The mixture formed a three-layer coating in the mold: the thickness of the liquid layer was 10-12 mm, the half-sintered layer was 3-5 mm and the upper powdery dark layer was 20-25 mm thick. No rough welt formation was observed along the perimeter of the crystallizer. The total consumption of the mixture was 1.1 kg / t of cast steel.

Assessment of the surface quality of the investigated ingots (on 7 heats) showed the absence of longitudinal and transverse cracks. Rough non-metallic inclusions larger than 1 mm and gas bubbles were also absent. There were no freezes and breakthroughs of the ingot crust on the studied swimming trunks.

Thus, the positive results of the tests give reason to recommend a mixture of a new composition for use in continuous casting of steel.

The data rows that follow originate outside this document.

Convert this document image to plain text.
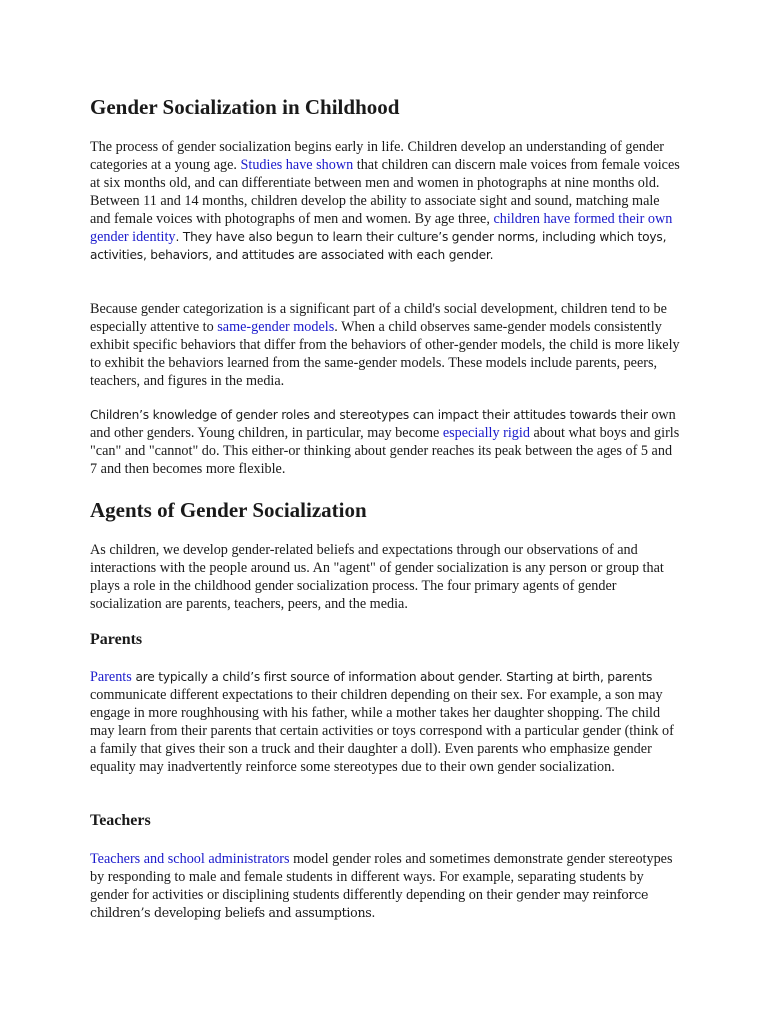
Gender Socialization in Childhood

The process of gender socialization begins early in life. Children develop an understanding of gender categories at a young age. Studies have shown that children can discern male voices from female voices at six months old, and can differentiate between men and women in photographs at nine months old. Between 11 and 14 months, children develop the ability to associate sight and sound, matching male and female voices with photographs of men and women. By age three, children have formed their own gender identity. They have also begun to learn their culture’s gender norms, including which toys, activities, behaviors, and attitudes are associated with each gender.

Because gender categorization is a significant part of a child's social development, children tend to be especially attentive to same-gender models. When a child observes same-gender models consistently exhibit specific behaviors that differ from the behaviors of other-gender models, the child is more likely to exhibit the behaviors learned from the same-gender models. These models include parents, peers, teachers, and figures in the media.

Children’s knowledge of gender roles and stereotypes can impact their attitudes towards their own and other genders. Young children, in particular, may become especially rigid about what boys and girls "can" and "cannot" do. This either-or thinking about gender reaches its peak between the ages of 5 and 7 and then becomes more flexible.

Agents of Gender Socialization

As children, we develop gender-related beliefs and expectations through our observations of and interactions with the people around us. An "agent" of gender socialization is any person or group that plays a role in the childhood gender socialization process. The four primary agents of gender socialization are parents, teachers, peers, and the media.

Parents

Parents are typically a child’s first source of information about gender. Starting at birth, parents communicate different expectations to their children depending on their sex. For example, a son may engage in more roughhousing with his father, while a mother takes her daughter shopping. The child may learn from their parents that certain activities or toys correspond with a particular gender (think of a family that gives their son a truck and their daughter a doll). Even parents who emphasize gender equality may inadvertently reinforce some stereotypes due to their own gender socialization.

Teachers

Teachers and school administrators model gender roles and sometimes demonstrate gender stereotypes by responding to male and female students in different ways. For example, separating students by gender for activities or disciplining students differently depending on their gender may reinforce children’s developing beliefs and assumptions.
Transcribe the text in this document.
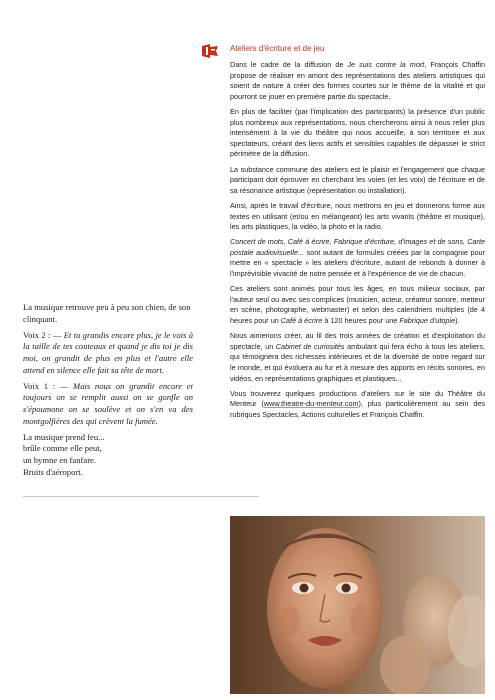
Ateliers d'écriture et de jeu

Dans le cadre de la diffusion de Je suis contre la mort, François Chaffin propose de réaliser en amont des représentations des ateliers artistiques qui soient de nature à créer des formes courtes sur le thème de la vitalité et qui pourront se jouer en première partie du spectacle.

En plus de faciliter (par l'implication des participants) la présence d'un public plus nombreux aux représentations, nous chercherons ainsi à nous relier plus intensément à la vie du théâtre qui nous accueille, à son territoire et aux spectateurs, créant des liens actifs et sensibles capables de dépasser le strict périmètre de la diffusion.

La substance commune des ateliers est le plaisir et l'engagement que chaque participant doit éprouver en cherchant les voies (et les voix) de l'écriture et de sa résonance artistique (représentation ou installation).

Ainsi, après le travail d'écriture, nous mettrons en jeu et donnerons forme aux textes en utilisant (et/ou en mélangeant) les arts vivants (théâtre et musique), les arts plastiques, la vidéo, la photo et la radio.

Concert de mots, Café à écrire, Fabrique d'écriture, d'images et de sons, Carte postale audiovisuelle... sont autant de formules créées par la compagnie pour mettre en « spectacle » les ateliers d'écriture, autant de rebonds à donner à l'imprévisible vivacité de notre pensée et à l'expérience de vie de chacun.

Ces ateliers sont animés pour tous les âges, en tous milieux sociaux, par l'auteur seul ou avec ses complices (musicien, acteur, créateur sonore, metteur en scène, photographe, webmaster) et selon des calendriers multiples (de 4 heures pour un Café à écrire à 120 heures pour une Fabrique d'utopie).

Nous aimerions créer, au fil des trois années de création et d'exploitation du spectacle, un Cabinet de curiosités ambulant qui fera écho à tous les ateliers, qui témoignera des richesses intérieures et de la diversité de notre regard sur le monde, et qui évoluera au fur et à mesure des apports en récits sonores, en vidéos, en représentations graphiques et plastiques...

Vous trouverez quelques productions d'ateliers sur le site du Théâtre du Menteur (www.theatre-du-menteur.com), plus particulièrement au sein des rubriques Spectacles, Actions culturelles et François Chaffin.

La musique retrouve peu à peu son chien, de son clinquant.

Voix 2 : — Et tu grandis encore plus, je le vois à la taille de tes couteaux et quand je dis toi je dis moi, on grandit de plus en plus et l'autre elle attend en silence elle fait sa tête de mort.

Voix 1 : — Mais nous on grandit encore et toujours on se remplit aussi on se gonfle on s'époumone on se soulève et on s'en va des montgolfières des qui crèvent la fumée.

La musique prend feu...
brûle comme elle peut,
un hymne en fanfare.
Bruits d'aéroport.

The technical and economic effect of using the SCO of a new composition consists in the possibility of a significant increase in its shelf life with virtually no change in the total moisture content, as well as in the absence of hangs and breakthroughs of the ingot crust and in improving the surface quality of continuously cast ingots.

Claims (2)

1. Slag-forming mixture for continuous casting of steel, containing a carbon-containing ingredient and a slag-forming oxide base, characterized in that it further comprises a fluorine-containing ingredient, and as a slag-forming oxide base contains a synthetic fused slag-forming ingredient of the CaO-SiO ₂ -Na ₂ O system in the following ratio ingredients, wt.%:
carbon containing ingredient 5-10 fluoride ingredient 10-20 synthetic fused slag forming ingredient rest 2. Slag-forming mixture for continuous casting of steel according to claim 1, characterized in that the synthetic fused slag-forming ingredient contains CaO 30-45%, SiO ₂ 40-65% and Na ₂ O 5-15% with a ratio of CaO / SiO ₂ 0, 45-0.95.